Sorti le 25 septembre 2024, le film Emmanuelle version 2024 était présenté en compétition.
Dans cette version post « me too », la réalisatrice Audrey Dewan (qui est également à l’origine du film « le l’évènement » qui avait été évoqué par Regards Croisés lors d’un précèdent évènement) nous présente une relecture moderne du livre d’Emmanuelle Arsan qui a déjà été adaptée à plusieurs reprises. Elle est cette fois-ci une experte qui évalue les hotels de luxe dans le monde. Au cours d’un séjour à Hong Kong, elle va tenter de se redécouvrir.
Dans cette relecture, le « female gaze » ou « regard féminin » est une part essentielle au recit. En effet, là où l’adaptation la plus connue était racontée avec un regard masculin, la réalisatrice met en scène Noémie Merlant et ses aventures pour retrouver un plaisir perdu de manière plus douce, empathique, sublimée et jamais vulgaire ce qui n’etait pas chose aisée quand on connait l’histoire et la crudité de certaines scènes. La joliesse, bien que froide, des décors vient en écho à ce personnage perdu dans sa solitude et en déconnexion avec son corps et son plaisir.
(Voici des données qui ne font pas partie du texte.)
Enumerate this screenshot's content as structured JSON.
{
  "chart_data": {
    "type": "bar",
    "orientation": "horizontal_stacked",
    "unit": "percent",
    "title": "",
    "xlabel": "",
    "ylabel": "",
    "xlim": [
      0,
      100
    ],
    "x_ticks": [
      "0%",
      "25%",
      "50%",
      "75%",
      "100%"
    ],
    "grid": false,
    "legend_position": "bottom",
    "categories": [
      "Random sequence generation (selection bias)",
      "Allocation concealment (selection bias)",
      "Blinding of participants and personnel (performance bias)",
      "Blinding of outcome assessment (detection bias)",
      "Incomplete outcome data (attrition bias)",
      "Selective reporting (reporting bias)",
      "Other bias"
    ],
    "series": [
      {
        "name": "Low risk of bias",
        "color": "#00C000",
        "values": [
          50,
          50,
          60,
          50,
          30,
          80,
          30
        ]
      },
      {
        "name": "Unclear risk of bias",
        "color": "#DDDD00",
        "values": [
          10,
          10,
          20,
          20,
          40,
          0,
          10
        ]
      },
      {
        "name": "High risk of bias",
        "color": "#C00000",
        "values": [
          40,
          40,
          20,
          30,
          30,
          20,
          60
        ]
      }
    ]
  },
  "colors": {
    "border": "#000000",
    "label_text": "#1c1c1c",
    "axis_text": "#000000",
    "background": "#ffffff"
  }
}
Bien que doté d’une réalisation chic (et peut-être même un peu trop), le film se perd dans une galerie de personnages qui accompagnent l’héroine dans son parcours initiatique, certains n’etant que des éléments méta à l’histoire. Malgré le talent de Noémie Merlant, le lien émotionnel avec son personnage n’est pas chose aisée et raccourcir certains passages auraient mérité d’être raccourcis.
Heureusement, la dernière partie du film vient balayer tout cela et ouvrir de nouvelles portes permettant au film de finir sur une note positive.